4.) Ursächlichkeit der Pflichtverletzung für den Abgabenausfall:

Infolge der schuldhaften Pflichtverletzung betreffend die haftungsgegenständlichen Abgaben konnte die Abgabenbehörde nach der Judikatur des Verwaltungsgerichtshofes (VwGH 17.5.2004, 2003/17/0134) auch davon ausgehen, dass die Pflichtverletzung Ursache für die Uneinbringlichkeit der haftungsgegenständlichen Abgabe war.

 

5.) Ermessen:

Die im Rahmen des § 224 BAO zutreffende Ermessensentscheidung im Sinne des § 20 BAO ist innerhalb der vom Gesetz gezogenen Grenzen nach Billigkeit und Zweckmäßigkeit unter Berücksichtigung aller in Betracht kommenden Umstände zu treffen. Wesentliches Ermessenskriterium ist die Vermeidung eines endgültigen Abgabenausfalls. Aus dem auf die Hereinbringung der Abgabenschuld beim Haftenden gerichteten Besicherungszweck der Haftung folgt, dass die Geltendmachung der Haftung in der Regel ermessenskonform ist, wenn die betreffende Abgabe beim Primärschuldner uneinbringlich ist (VwGH 25.6.1990, 89/15/0067). Mit der gegenständlichen Beschwerde hat der Bf. ohnehin keine Einwendungen zum Ermessen vorgebracht.

 

Zulässigkeit einer Revision

Gegen ein Erkenntnis des Bundesfinanzgerichtes ist die Revision zulässig, wenn sie von der Lösung einer Rechtsfrage abhängt, der grundsätzliche Bedeutung zukommt, insbesondere weil das Erkenntnis von der Rechtsprechung des Verwaltungsgerichts­hofes abweicht, eine solche Rechtsprechung fehlt oder die zu lösende Rechtsfrage in der bisherigen Rechtsprechung des Verwaltungsgerichtshofes nicht einheitlich beantwortet wird.

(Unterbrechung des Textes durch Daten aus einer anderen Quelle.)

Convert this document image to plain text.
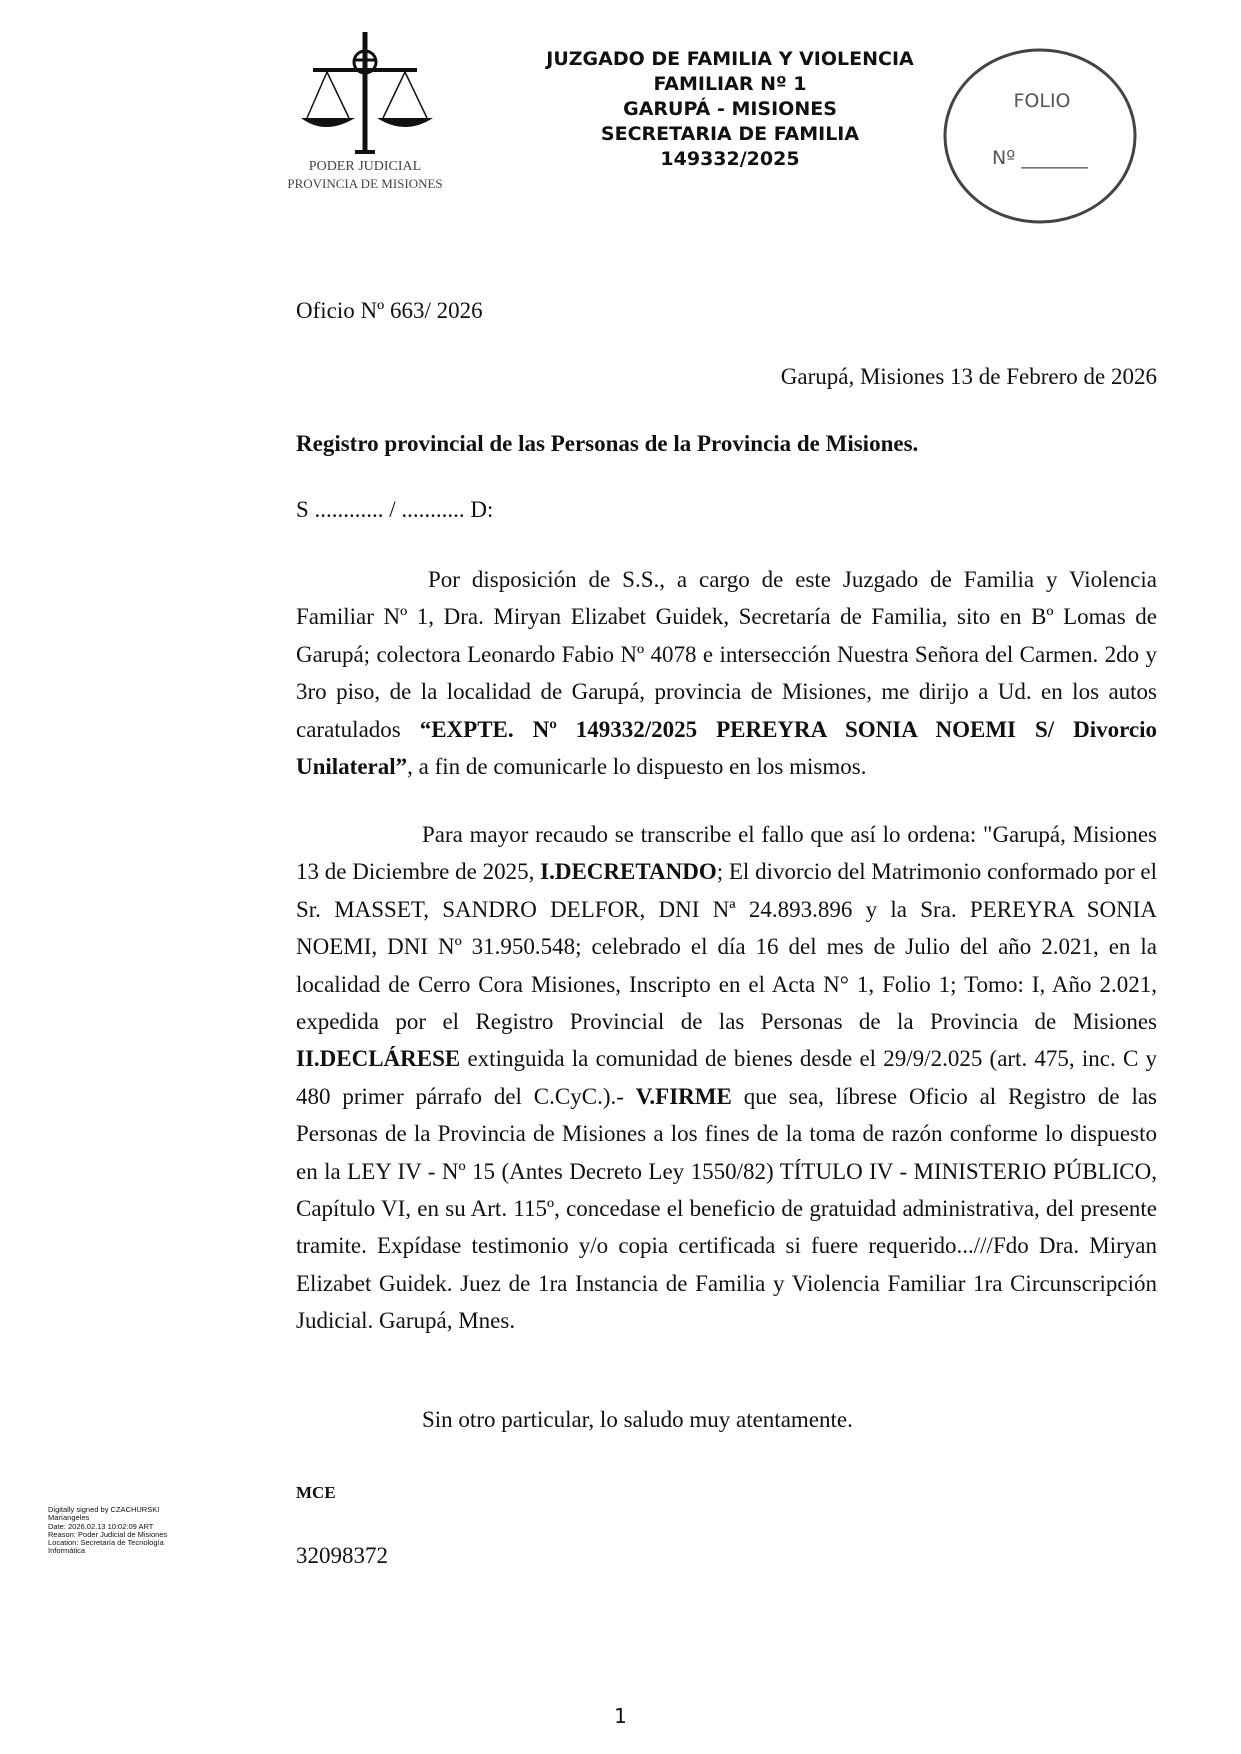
PODER JUDICIAL
PROVINCIA DE MISIONES
JUZGADO DE FAMILIA Y VIOLENCIA
FAMILIAR Nº 1
GARUPÁ - MISIONES
SECRETARIA DE FAMILIA
149332/2025
FOLIO
Nº _______
Oficio Nº 663/ 2026
Garupá, Misiones 13 de Febrero de 2026
Registro provincial de las Personas de la Provincia de Misiones.
S ............ / ........... D:
Por disposición de S.S., a cargo de este Juzgado de Familia y Violencia Familiar Nº 1, Dra. Miryan Elizabet Guidek, Secretaría de Familia, sito en Bº Lomas de Garupá; colectora Leonardo Fabio Nº 4078 e intersección Nuestra Señora del Carmen. 2do y 3ro piso, de la localidad de Garupá, provincia de Misiones, me dirijo a Ud. en los autos caratulados “EXPTE. Nº 149332/2025 PEREYRA SONIA NOEMI S/ Divorcio Unilateral”, a fin de comunicarle lo dispuesto en los mismos.
Para mayor recaudo se transcribe el fallo que así lo ordena: "Garupá, Misiones 13 de Diciembre de 2025, I.DECRETANDO; El divorcio del Matrimonio conformado por el Sr. MASSET, SANDRO DELFOR, DNI Nª 24.893.896 y la Sra. PEREYRA SONIA NOEMI, DNI Nº 31.950.548; celebrado el día 16 del mes de Julio del año 2.021, en la localidad de Cerro Cora Misiones, Inscripto en el Acta N° 1, Folio 1; Tomo: I, Año 2.021, expedida por el Registro Provincial de las Personas de la Provincia de Misiones II.DECLÁRESE extinguida la comunidad de bienes desde el 29/9/2.025 (art. 475, inc. C y 480 primer párrafo del C.CyC.).- V.FIRME que sea, líbrese Oficio al Registro de las Personas de la Provincia de Misiones a los fines de la toma de razón conforme lo dispuesto en la LEY IV - Nº 15 (Antes Decreto Ley 1550/82) TÍTULO IV - MINISTERIO PÚBLICO, Capítulo VI, en su Art. 115º, concedase el beneficio de gratuidad administrativa, del presente tramite. Expídase testimonio y/o copia certificada si fuere requerido...///Fdo Dra. Miryan Elizabet Guidek. Juez de 1ra Instancia de Familia y Violencia Familiar 1ra Circunscripción Judicial. Garupá, Mnes.
Sin otro particular, lo saludo muy atentamente.
MCE
32098372
Digitally signed by CZACHURSKI
Maríangeles
Date: 2026.02.13 10:02:09 ART
Reason: Poder Judicial de Misiones
Location: Secretaría de Tecnología
Informática
1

Das gegenständliche Erkenntnis weicht von der ständigen Rechtsprechung des Verwaltungsgerichtshofes nicht ab.

Da die Voraussetzungen des Art. 133 Abs. 4 B-VG nicht erfüllt sind (siehe die in der Begründung zitierten Entscheidungen), ist eine ordentliche Revision nicht zulässig.